Hunger woman blues
A yellow plastic bag rolls about lazily across the sidewalk like a metropolitan tumbleweed as I’m waiting for bus across the street from my office under the scorching midday August sun.
I’m headed to GR Live, a series hosted by my workplace, the Grand Rapids Community Media Center, that plays live music at a bar downtown every Thursday. Even though I had only just gotten into work 45 minutes earlier, I already crave the reprieve, my mind slurred by the temperature and riddled with blue-eyed nothings of unresolved affection, images of PJ Harvey moaning in a desert echoing in my head.
“Mommy, daddy, please, send him back to me”.
As her languishing protests roll through my mind I watch the bag linger and dance in sync, still thinking petulantly about gospel-begging in desert plains in hopes for a guy I never “had” returning “back” to me nonetheless. The number 5 suddenly creaks and roars onto Wealthy street, its alluring air conditioning and free fare due to another clean air action day a welcomed break from the cruel heat. On my phone I put on “Desperado” by Rihanna because it just seems fitting.

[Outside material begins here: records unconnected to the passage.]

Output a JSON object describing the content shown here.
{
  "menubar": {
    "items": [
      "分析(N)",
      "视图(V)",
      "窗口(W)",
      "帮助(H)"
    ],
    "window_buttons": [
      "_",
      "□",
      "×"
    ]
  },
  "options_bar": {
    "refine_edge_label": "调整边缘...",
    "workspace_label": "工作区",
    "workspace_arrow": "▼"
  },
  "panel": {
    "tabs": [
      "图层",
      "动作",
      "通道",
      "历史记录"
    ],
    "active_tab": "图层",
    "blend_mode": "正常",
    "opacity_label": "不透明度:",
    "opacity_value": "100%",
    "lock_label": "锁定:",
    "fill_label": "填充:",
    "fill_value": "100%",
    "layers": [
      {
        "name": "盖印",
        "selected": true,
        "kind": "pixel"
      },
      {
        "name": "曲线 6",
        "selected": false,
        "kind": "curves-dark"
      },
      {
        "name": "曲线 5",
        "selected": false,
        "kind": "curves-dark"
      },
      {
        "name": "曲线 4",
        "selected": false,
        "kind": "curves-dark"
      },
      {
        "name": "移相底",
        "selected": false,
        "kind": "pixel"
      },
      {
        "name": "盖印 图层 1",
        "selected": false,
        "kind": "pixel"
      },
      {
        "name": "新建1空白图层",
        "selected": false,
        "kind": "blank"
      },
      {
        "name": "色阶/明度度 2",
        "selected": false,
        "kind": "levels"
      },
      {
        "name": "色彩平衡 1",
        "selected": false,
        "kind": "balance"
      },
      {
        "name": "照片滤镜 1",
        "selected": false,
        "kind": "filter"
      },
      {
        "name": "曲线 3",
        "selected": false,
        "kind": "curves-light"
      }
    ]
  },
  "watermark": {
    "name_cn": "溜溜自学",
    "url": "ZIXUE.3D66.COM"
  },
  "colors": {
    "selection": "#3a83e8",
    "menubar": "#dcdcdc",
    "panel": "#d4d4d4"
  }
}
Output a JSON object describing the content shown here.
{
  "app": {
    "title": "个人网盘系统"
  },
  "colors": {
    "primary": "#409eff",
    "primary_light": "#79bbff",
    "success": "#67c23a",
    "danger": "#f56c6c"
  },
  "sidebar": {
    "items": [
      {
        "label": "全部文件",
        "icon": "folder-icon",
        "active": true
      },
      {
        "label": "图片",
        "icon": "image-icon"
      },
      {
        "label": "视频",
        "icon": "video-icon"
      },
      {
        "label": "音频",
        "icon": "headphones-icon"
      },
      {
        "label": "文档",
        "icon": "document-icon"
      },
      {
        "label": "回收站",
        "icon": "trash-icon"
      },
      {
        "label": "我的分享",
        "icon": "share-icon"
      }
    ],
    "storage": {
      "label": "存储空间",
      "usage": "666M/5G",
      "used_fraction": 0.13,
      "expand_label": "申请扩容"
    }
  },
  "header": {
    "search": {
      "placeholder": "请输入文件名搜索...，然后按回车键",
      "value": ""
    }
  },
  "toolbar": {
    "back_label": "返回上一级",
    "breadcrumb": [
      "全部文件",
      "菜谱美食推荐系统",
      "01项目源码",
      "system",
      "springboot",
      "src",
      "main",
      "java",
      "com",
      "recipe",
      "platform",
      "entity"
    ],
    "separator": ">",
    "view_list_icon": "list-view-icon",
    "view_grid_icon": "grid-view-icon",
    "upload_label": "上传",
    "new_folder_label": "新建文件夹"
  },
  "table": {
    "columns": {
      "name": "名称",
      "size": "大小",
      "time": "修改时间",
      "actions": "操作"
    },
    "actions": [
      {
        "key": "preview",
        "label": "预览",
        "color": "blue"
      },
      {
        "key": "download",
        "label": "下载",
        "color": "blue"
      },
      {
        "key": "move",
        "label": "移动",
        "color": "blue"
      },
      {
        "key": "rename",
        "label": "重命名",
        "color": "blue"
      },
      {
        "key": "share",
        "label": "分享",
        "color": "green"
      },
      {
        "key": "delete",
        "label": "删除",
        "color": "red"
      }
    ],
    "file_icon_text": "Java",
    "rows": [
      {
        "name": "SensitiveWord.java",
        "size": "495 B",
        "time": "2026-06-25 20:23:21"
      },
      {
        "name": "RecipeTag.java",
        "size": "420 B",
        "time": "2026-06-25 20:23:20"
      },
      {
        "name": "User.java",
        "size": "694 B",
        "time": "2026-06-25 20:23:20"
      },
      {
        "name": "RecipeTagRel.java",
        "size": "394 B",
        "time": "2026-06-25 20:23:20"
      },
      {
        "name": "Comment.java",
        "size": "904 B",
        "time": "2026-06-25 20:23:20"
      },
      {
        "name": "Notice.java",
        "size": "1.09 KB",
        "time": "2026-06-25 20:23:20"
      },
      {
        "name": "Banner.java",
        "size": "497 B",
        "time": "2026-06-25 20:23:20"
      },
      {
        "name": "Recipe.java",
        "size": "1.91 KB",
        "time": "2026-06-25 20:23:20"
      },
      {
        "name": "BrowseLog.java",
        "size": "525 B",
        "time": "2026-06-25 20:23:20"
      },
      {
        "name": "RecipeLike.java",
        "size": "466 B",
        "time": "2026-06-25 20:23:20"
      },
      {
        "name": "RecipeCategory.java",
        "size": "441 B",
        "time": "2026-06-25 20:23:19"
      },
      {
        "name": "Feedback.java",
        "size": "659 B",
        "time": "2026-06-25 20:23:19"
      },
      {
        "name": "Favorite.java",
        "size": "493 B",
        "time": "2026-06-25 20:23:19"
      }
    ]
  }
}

At the overpass on Wealthy looking through the scraggly death-proof fence onto downtown Heartside, I see the bright clear sunlight reverberating off the chalky, dry city buildings in the thick, congested air, the skyline almost leaden with humidity. It reminds me of Southern California and my heart races, craving the vastness and the allure of parched and thirsting times in Los Angeles. Despite the drought, it was just easy to satiate oneself there and even if you hate it, you’ll never get bored. Meanwhile, back at home, surrounded by lakes, I feel mentally, physically marooned.
Bored and stranded is just all that this city gives me at this point. Getting off the bus at the strangely-placed main station Island and walking across a series of car lots to the venue, right on cue, an older Black man taps my arm to try and chat me up. Without skipping a beat, I shoot him a searing gaze and keep walking. A few minutes later, a bald white man in business casual with a cane approaches me and suggests I come to his self-defense class at a church in the West Side for free, toothily offering that someone as attractive as me walking alone in downtown should know how to defend herself. I take his card. I’m used to this, I’m tired, I’m used to this, I’m so tired. Nonetheless I breathe a sigh of relief when I reach the cool empty restaurant and see the new station manager, Quinn Mathews, helping set up for the show, which would be playing on air live over WYCE.
After a brief introduction from Quinn, Parts, the band that came highly suggested by a friend and who I came to see, opened up the show. Comprised of two young white girls dressed in typical yet cute summer festival wear crouched down on the ground, mics angled just a few feet from the floor, their pretty synthgaze clamors at bass-heavy parts like a small storm and expertly breaks into breathy angel vocals so it simultaneously doesn’t bore or overwhelm. I am really glad I made my way out to check them out. The harried red-headed server who almost bowled me over when I first stepped into the place scurries over with refills of overpriced lemonade and water on occasion.
I’m present, I’m here, I’m present, but then again I’m not. Nodding in beat with the bass, my head twirls like that bag in the dirty air. What do heart-struck wild women do, normally so wily but rendered utterly witless at the prospect of a seemingly unconquerable task, of stilling a restless heart labored under the searing judgement of the world, denied and neglected, cindering under the hot gaze of desire, thundering and whispering all at once? Do you pray? Do you beg? Do you run? Do you jump in a cool pool, let it all wash away and shake it off? I just take rounds on the free bus and let my thoughts rattle like a venomous snake, earth drying, dust gathering, wishing for rain.